Moderation is no longer a term we associate with the highest court in the land. More often than not, the court these days has a 6-3 majority that rules on the conservative side of most issues, with the most obvious example being the decision last year to strike down the right to abortion that was established in 1973 with “Roe v. Wade.” Although O’Connor entered the court as a critic of “Roe v. Wade,” she nevertheless provided the decisive fifth vote in a couple of key cases that preserved the basic right to abortion in the first trimester of pregnancy for at least another full generation.

O’Connor, who died Dec. 1 at age 93, is, of course, best known as the first woman to serve on the U.S. Supreme Court, having been nominated in 1981 by President Ronald Reagan. She graduated near the top of her class at Stanford Law School, where she was a classmate of Chief Justice William Rehnquist.
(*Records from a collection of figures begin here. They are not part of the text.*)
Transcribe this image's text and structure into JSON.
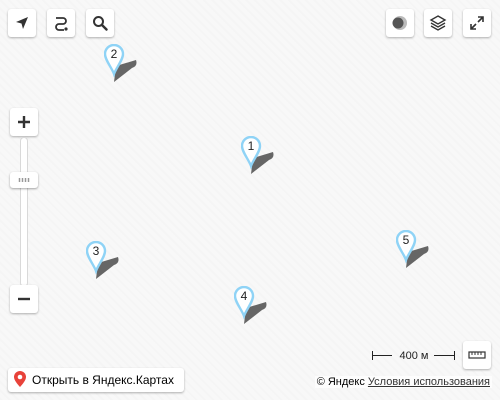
{
  "controls": {
    "geolocation_icon": "location-arrow-icon",
    "route_icon": "route-icon",
    "search_icon": "search-icon",
    "traffic_icon": "traffic-icon",
    "layers_icon": "layers-icon",
    "fullscreen_icon": "fullscreen-icon",
    "zoom_in_icon": "plus-icon",
    "zoom_out_icon": "minus-icon",
    "ruler_icon": "ruler-icon"
  },
  "markers": [
    {
      "label": "1"
    },
    {
      "label": "2"
    },
    {
      "label": "3"
    },
    {
      "label": "4"
    },
    {
      "label": "5"
    }
  ],
  "scale": {
    "label": "400 м"
  },
  "open_in_yandex": {
    "label": "Открыть в Яндекс.Картах",
    "icon": "pin-icon",
    "icon_color": "#e8423a"
  },
  "copyright": {
    "owner": "© Яндекс",
    "terms": "Условия использования"
  },
  "colors": {
    "marker_stroke": "#8fd3f6",
    "marker_shadow": "#666666",
    "map_bg": "#f8f8f8"
  }
}
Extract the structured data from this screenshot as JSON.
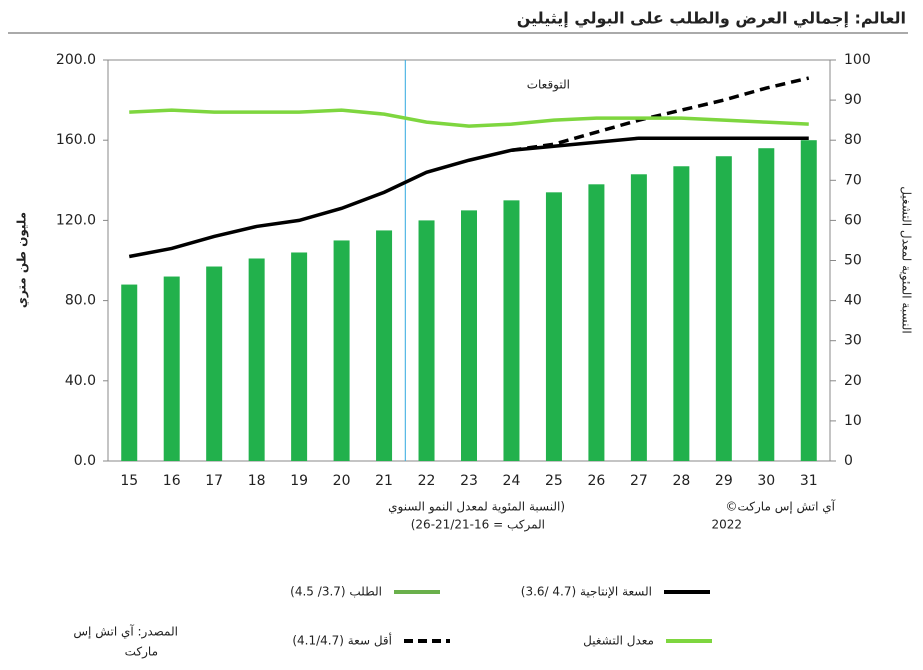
{
  "chart_data": {
    "type": "bar",
    "title": "العالم: إجمالي العرض والطلب على البولي إيثيلين",
    "y_label": "مليون طن متري",
    "y2_label": "النسبة المئوية لمعدل التشغيل",
    "annotation": "التوقعات",
    "note_lines": [
      "(النسبة المئوية لمعدل النمو السنوي",
      "المركب = 16-21/21-26)"
    ],
    "copyright_lines": [
      "آي اتش إس ماركت©",
      "2022"
    ],
    "source_lines": [
      "المصدر: آي اتش إس",
      "ماركت"
    ],
    "categories": [
      "15",
      "16",
      "17",
      "18",
      "19",
      "20",
      "21",
      "22",
      "23",
      "24",
      "25",
      "26",
      "27",
      "28",
      "29",
      "30",
      "31"
    ],
    "series": [
      {
        "name": "الطلب (3.7/ 4.5)",
        "type": "bar",
        "color": "#22b14c",
        "legend_color": "#6ab04c",
        "values": [
          88,
          92,
          97,
          101,
          104,
          110,
          115,
          120,
          125,
          130,
          134,
          138,
          143,
          147,
          152,
          156,
          160
        ]
      },
      {
        "name": "السعة الإنتاجية (4.7 /3.6)",
        "type": "line",
        "color": "#000000",
        "dash": false,
        "values": [
          102,
          106,
          112,
          117,
          120,
          126,
          134,
          144,
          150,
          155,
          157,
          159,
          161,
          161,
          161,
          161,
          161
        ]
      },
      {
        "name": "أقل سعة (4.1/4.7)",
        "type": "line",
        "color": "#000000",
        "dash": true,
        "values": [
          null,
          null,
          null,
          null,
          null,
          null,
          null,
          null,
          null,
          155,
          158,
          164,
          170,
          175,
          180,
          186,
          191
        ]
      },
      {
        "name": "معدل التشغيل",
        "type": "line",
        "color": "#7ed63f",
        "dash": false,
        "axis": "y2",
        "values": [
          87,
          87.5,
          87,
          87,
          87,
          87.5,
          86.5,
          84.5,
          83.5,
          84,
          85,
          85.5,
          85.5,
          85.5,
          85,
          84.5,
          84
        ]
      }
    ],
    "ylim": [
      0,
      200
    ],
    "yticks": [
      {
        "value": 0,
        "label": "0.0"
      },
      {
        "value": 40,
        "label": "40.0"
      },
      {
        "value": 80,
        "label": "80.0"
      },
      {
        "value": 120,
        "label": "120.0"
      },
      {
        "value": 160,
        "label": "160.0"
      },
      {
        "value": 200,
        "label": "200.0"
      }
    ],
    "y2lim": [
      0,
      100
    ],
    "y2ticks": [
      0,
      10,
      20,
      30,
      40,
      50,
      60,
      70,
      80,
      90,
      100
    ]
  }
}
A self-described “cow girl” who was raised on a cattle ranch in Arizona, O’Connor was a trail blazer who made a name for herself in Arizona Republican politics. She was the first woman majority leader in a state legislature when she was elected to that role in the Arizona state senate.

O’Connor wrote the majority opinion in “Grutter v. Bollinger” in 2003 that upheld affirmative action in admissions at the University of Michigan Law School. “Affirmative action’s benefits are not theoretical, but real,” she wrote for the 5-to-4 majority, according to The New York Times. She explained her reasoning: “Effective participation by members of all racial and ethnic groups in the civic life of our nation is essential if the dream of one nation, indivisible, is to be realized.” This ruling, alas, was overturned by the current court earlier this year.

In a 2005 ruling deemed to delineate the separation of church and state, O’Connor joined a 5-4 majority in the case, “McCreary County v. American Civil Liberties Union,” that invalidated the display of copies of the Ten Commandments in Kentucky courthouses. In a concurring opinion, she wrote, “Those who would renegotiate the boundaries between church and state must therefore answer a difficult question: Why would we trade a system that has served us so well for one that has served others so poorly?”

O’Connor’s devotion to her role as an associate justice could be seen, according to Nina Totenberg of National Public Radio, in her perseverance through an arduous bout with breast cancer in the late 1980s. “For a year, she wore a wig, looked drained and wan, but never missed a court day,” reported Totenberg last week. The day before she underwent surgery for breast cancer, in October of 1988, O’Connor made a visit to Washington and Lee University. “A Conversation with Sandra Day O’Connor” was held in the Moot Court Room at Lewis Hall that day and she delivered the Elizabeth Lewis Otey Lecture that evening at Lee Chapel.

In a commentary for The New York Times last week, Patti Davis, daughter of Reagan, pointed out an aspect of O’Connor’s legacy that she shares with the president who appointed her. Both announced their departures from public life with pronouncements about their impending battles with Alzheimer’s disease. Each made the rare decision to go public with poignant messages about their diagnoses. In what turned out to be her last public statement, O’Connor wrote, “While the final chapter of my life with dementia may be trying, nothing has diminished my gratitude and deep appreciation for the countless blessings in my life.”

Davis wrote, “I so admired Sandra Day O’Connor’s openness, and I imagined the thousands of people in similar situations who felt gratitude that someone was shining a light on a dilemma that so many suffer through in the shadows.”

O’Connor has, indeed, left a broad, lasting legacy that touched the lives of innumerable people for many different reasons, and will be felt for generations to come.